20.09.2023

How to Install WireGuard VPN Client on Ubuntu Linux

WireGuard is an application that allows you to set up a secure virtual private network (VPN), known for its simplicity and ease of use. It uses proven cryptographic protocols and algorithms to protect data. Originally designed for the Linux kernel, it can be deployed on Windows, macOS, BSD, iOS and Android.
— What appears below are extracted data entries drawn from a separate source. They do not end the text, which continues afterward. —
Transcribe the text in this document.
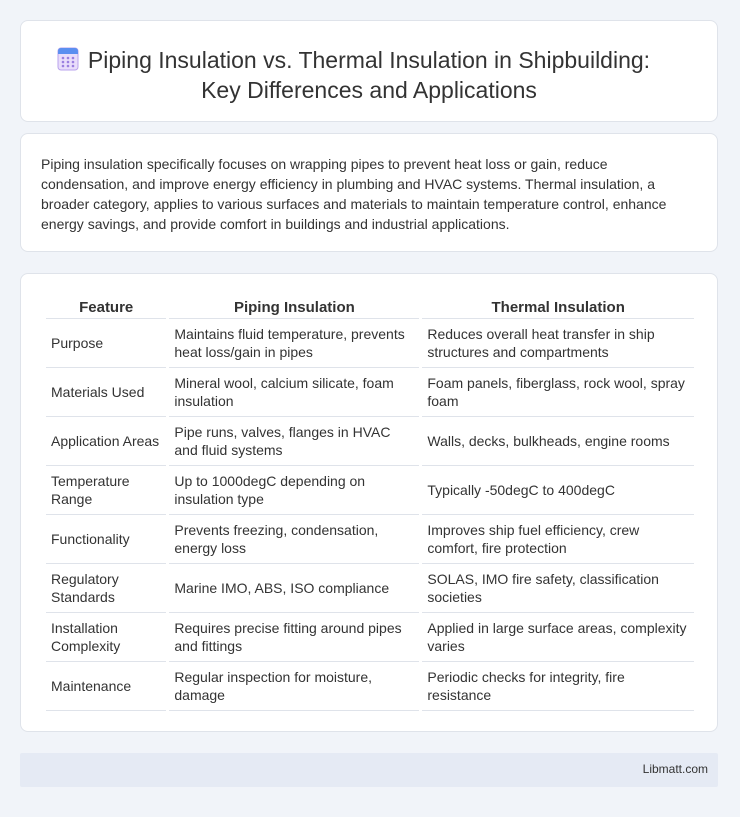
Piping Insulation vs. Thermal Insulation in Shipbuilding:
Key Differences and Applications
Piping insulation specifically focuses on wrapping pipes to prevent heat loss or gain, reduce condensation, and improve energy efficiency in plumbing and HVAC systems. Thermal insulation, a broader category, applies to various surfaces and materials to maintain temperature control, enhance energy savings, and provide comfort in buildings and industrial applications.
Feature	Piping Insulation	Thermal Insulation
Purpose	Maintains fluid temperature, prevents heat loss/gain in pipes	Reduces overall heat transfer in ship structures and compartments
Materials Used	Mineral wool, calcium silicate, foam insulation	Foam panels, fiberglass, rock wool, spray foam
Application Areas	Pipe runs, valves, flanges in HVAC and fluid systems	Walls, decks, bulkheads, engine rooms
Temperature Range	Up to 1000degC depending on insulation type	Typically -50degC to 400degC
Functionality	Prevents freezing, condensation, energy loss	Improves ship fuel efficiency, crew comfort, fire protection
Regulatory Standards	Marine IMO, ABS, ISO compliance	SOLAS, IMO fire safety, classification societies
Installation Complexity	Requires precise fitting around pipes and fittings	Applied in large surface areas, complexity varies
Maintenance	Regular inspection for moisture, damage	Periodic checks for integrity, fire resistance
Libmatt.com
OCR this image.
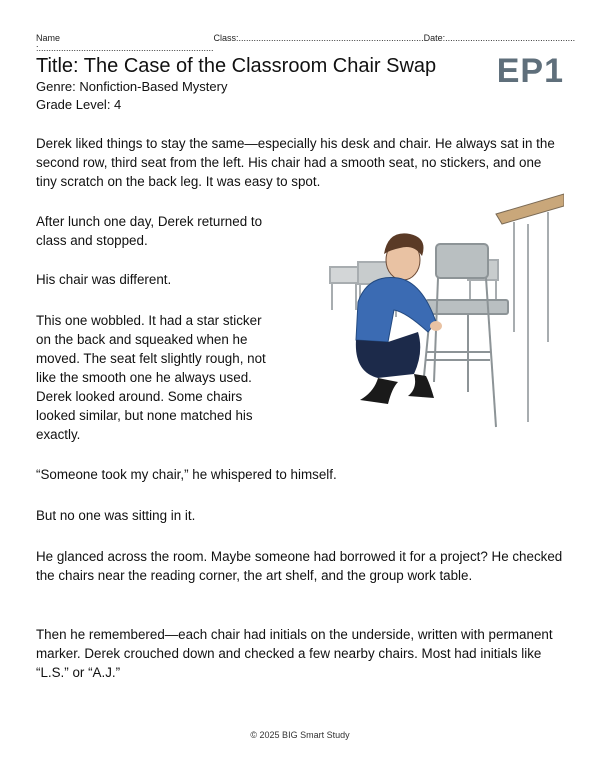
Name :......................................................................
Class:.......................................................................... Date:....................................................
Title: The Case of the Classroom Chair Swap
Genre: Nonfiction-Based Mystery
Grade Level: 4
EP1

Derek liked things to stay the same—especially his desk and chair. He always sat in the second row, third seat from the left. His chair had a smooth seat, no stickers, and one tiny scratch on the back leg. It was easy to spot.

After lunch one day, Derek returned to class and stopped.

His chair was different.

This one wobbled. It had a star sticker on the back and squeaked when he moved. The seat felt slightly rough, not like the smooth one he always used. Derek looked around. Some chairs looked similar, but none matched his exactly.

“Someone took my chair,” he whispered to himself.

But no one was sitting in it.

He glanced across the room. Maybe someone had borrowed it for a project? He checked the chairs near the reading corner, the art shelf, and the group work table.

Then he remembered—each chair had initials on the underside, written with permanent marker. Derek crouched down and checked a few nearby chairs. Most had initials like “L.S.” or “A.J.”

© 2025 BIG Smart Study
This WireGuard vpn client setup uses the Linux distribution, Ubuntu 20.04.

Installing the WireGuard Client App on Ubuntu

WireGuard client installation is done in the same way as on the server side.
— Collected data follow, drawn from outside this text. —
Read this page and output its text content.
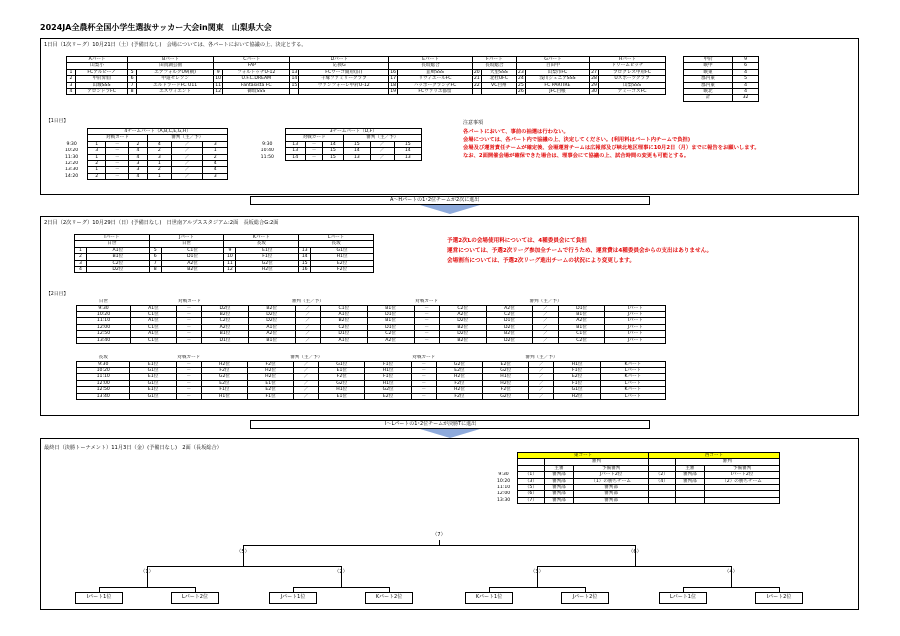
2024JA全農杯全国小学生選抜サッカー大会in関東　山梨県大会
1日目（1次リーグ）10月21日（土）(予備日なし)　会場については、各パートにおいて協議の上、決定とする。
Aパート		Bパート		Cパート		Dパート		Eパート		Fパート		Gパート		Hパート	
山梨小		田貫湖公園		FAP		応援G		長坂総合		長坂総合		百田中		ドリームピッチ	
1	FCアルピーノ	5	エアフォルクU9(朝)	9	フォルトゥナU-12	13	FCウーゴ開府(旧)	16	韮崎SSS	20	大里SSS	23	山梨市FC	27	プログレス甲府FC
2	甲府昇仙	6	中道セレソン	10	U.F.C.DREAM	14	千塚ファミリークラブ	17	リヴィエールFC	21	北杜UFC	24	浅川ジュニアSSS	28	Uスポーツクラブ
3	山城SSS	7	エルドラードFC U11	11	Fantasista FC	15	ヴァンフォーレ甲府U-12	18	ハッポーグランデFC	22	VC白州	25	FC PARTIRE	29	山梨SSS
4	アロンドラFC	8	エスウィエント	12	御坂SSS			19	FCヴァリエ都留			26	JFC白根	30	アミーゴスFC
甲府	9
峡中	6
峡東	4
郡内東	5
郡内東	4
峡北	4
計	32
【1日目】
	4チームパート（A,B,C,E,G,H）					
	対戦カード			審判（主／予）		
9:30	1	－	2	4	／	3
10:20	3	－	4	2	／	1
11:30	1	－	4	3	／	2
12:20	2	－	3	1	／	4
13:30	1	－	3	2	／	4
14:20	2	－	4	1	／	3
	3チームパート（D,F）					
	対戦カード			審判（主／予）		
9:30	13	－	14	15	／	15
10:40	13	－	15	14	／	14
11:50	14	－	15	13	／	13
注意事項
各パートにおいて、事前の抽選は行わない。
会場については、各パート内で協議の上、決定してください。(利用料はパート内チームで負担)
会場及び運営責任チームが確定後、会場運営チームは広報部及び峡北地区理事に10月2日（月）までに報告をお願いします。
なお、2面開催会場が確保できた場合は、理事会にて協議の上、試合時間の変更も可能とする。
A～Hパートの1･2位チームが2次に進出
2日目（2次リーグ）10月29日（日）(予備日なし)　日世南アルプススタジアム:2面　長坂総合G:2面
Iパート		Jパート		Kパート		Lパート	
日世		日世		長坂		長坂	
1	A1位	5	C1位	9	E1位	13	G1位
2	B1位	6	D1位	10	F1位	14	H1位
3	C2位	7	A2位	11	G2位	15	E2位
4	D2位	8	B2位	12	H2位	16	F2位
予選2次Lの会場使用料については、4種委員会にて負担
運営については、予選2次リーグ参加全チームで行うため、運営費は4種委員会からの支出はありません。
会場割当については、予選2次リーグ進出チームの状況により変更します。
【2日目】
日世	対戦カード			審判（主／予）			対戦カード			審判（主／予）			
9:30	A1位	－	D2位	B2位	／	C1位	B1位	－	C2位	A2位	／	D1位	Iパート
10:20	C1位	－	B2位	D2位	／	A1位	D1位	－	A2位	C2位	／	B1位	Jパート
11:10	A1位	－	C2位	D2位	／	B2位	B1位	－	D2位	D1位	／	A2位	Iパート
12:00	C1位	－	A2位	A1位	／	C2位	D1位	－	B2位	D2位	／	B1位	Jパート
12:50	A1位	－	B1位	A2位	／	D1位	C2位	－	D2位	B2位	／	C1位	Iパート
13:40	C1位	－	D1位	B1位	／	A1位	A2位	－	B2位	D2位	／	C2位	Jパート
長坂	対戦カード			審判（主／予）			対戦カード			審判（主／予）			
9:30	E1位	－	H2位	F2位	／	G1位	F1位	－	G2位	E2位	／	H1位	Kパート
10:20	G1位	－	F2位	H2位	／	E1位	H1位	－	E2位	G2位	／	F1位	Lパート
11:10	E1位	－	G2位	H2位	／	F2位	F1位	－	H2位	H1位	／	E2位	Kパート
12:00	G1位	－	E2位	E1位	／	G2位	H1位	－	F2位	H2位	／	F1位	Lパート
12:50	E1位	－	F1位	E2位	／	H1位	G2位	－	H2位	F2位	／	G1位	Kパート
13:40	G1位	－	H1位	F1位	／	E1位	E2位	－	F2位	G2位	／	H2位	Lパート
I～Lパートの1･2位チームが決勝Tに進出
最終日（決勝トーナメント）11月3日（金）(予備日なし)　2面（長坂総合）
	東コート			西コート		
		審判			審判	
		主審	予備審判		主審	予備審判
9:30	（1）	審判部	Jパート2位	（2）	審判部	Iパート2位
10:20	（3）	審判部	（1）の勝ちチーム	（4）	審判部	（2）の勝ちチーム
11:10	（5）	審判部	審判部			
12:00	（6）	審判部	審判部			
13:30	（7）	審判部	審判部			
（7）
（5）	（6）
（1）	（2）	（3）	（4）
Iパート1位	Lパート2位	Jパート1位	Kパート2位	Kパート1位	Jパート2位	Lパート1位	Iパート2位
Log in via SSH to the Linux server, after logging in, check if the machine is updated by running the following command:

sudo apt-get update && sudo apt-get upgrade

Now install WireGuard by running the following command:

sudo apt-get install wireguard

Generating Private and Public Keys

WireGuard works by encrypting the connection using a pair of cryptographic keys. The key pair is used by passing the public key to the other party, which can then encrypt its message so that it can only be decrypted with the corresponding private key. To secure two-way communication, each side must have its own private and public keys, since each pair provides only one-way messaging.
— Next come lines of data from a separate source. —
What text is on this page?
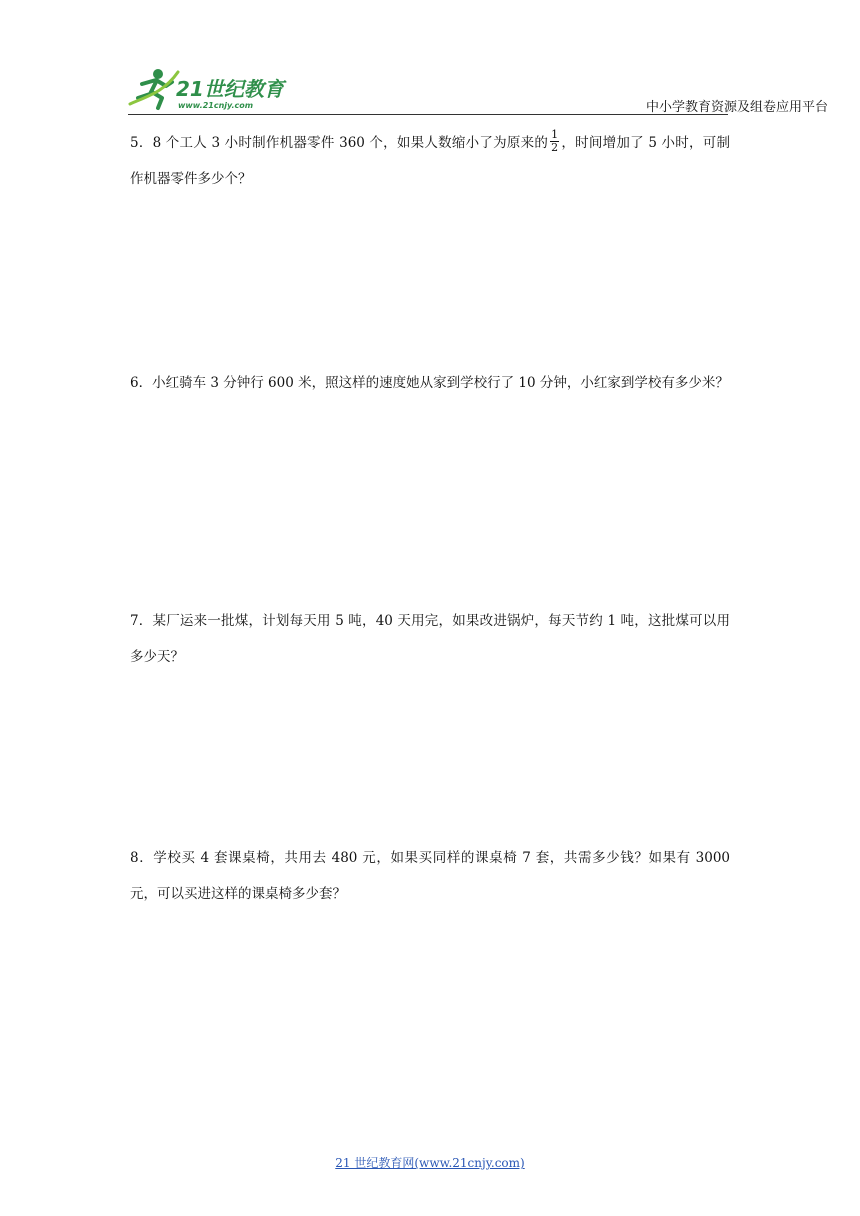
21世纪教育
www.21cnjy.com	中小学教育资源及组卷应用平台
5．8 个工人 3 小时制作机器零件 360 个，如果人数缩小了为原来的 $\frac{1}{2}$ ，时间增加了 5 小时，可制作机器零件多少个？
6．小红骑车 3 分钟行 600 米，照这样的速度她从家到学校行了 10 分钟，小红家到学校有多少米？
7．某厂运来一批煤，计划每天用 5 吨，40 天用完，如果改进锅炉，每天节约 1 吨，这批煤可以用多少天？
8．学校买 4 套课桌椅，共用去 480 元，如果买同样的课桌椅 7 套，共需多少钱？如果有 3000 元，可以买进这样的课桌椅多少套？
21 世纪教育网(www.21cnjy.com)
Generate a client public and private key pair by running the following command:

wg genkey | tee private.key | wg pubkey > public.key

After that, create a client configuration file, in the following directory:

sudo nano /etc/wireguard/wg0.conf

In the file type:

[Interface]
PrivateKey = <contents-of-client-privatekey>
Address = 10.0.0.1/24
PostUp = iptables -A FORWARD -i wg0 -j ACCEPT; iptables -t nat -A POSTROUTING -o eth0 -j MASQUERADE
PostDown = iptables -D FORWARD -i wg0 -j ACCEPT; iptables -t nat -D POSTROUTING -o eth0 -j MASQUERADE
ListenPort = 51820
[Peer]
PublicKey = <contents-of-server-publickey>
AllowedIPs = 10.0.0.2/32

Notes: In the publickey line insert the server public key that we generated in the previous article and on the private key insert the client private key. The key can be viewed with the command:

cat private.key

WireGuard Startup

To start the connection, type the following command:

sudo wg-quick up wg0

Now the client can communicate with the server, you can ping the server from the client with the command

ping 10.0.0.1

To find out the connection status, run the following command:

sudo wg show

You will get all the connection details as shown below

Congratulations! Your client computer now has access to the VPN network.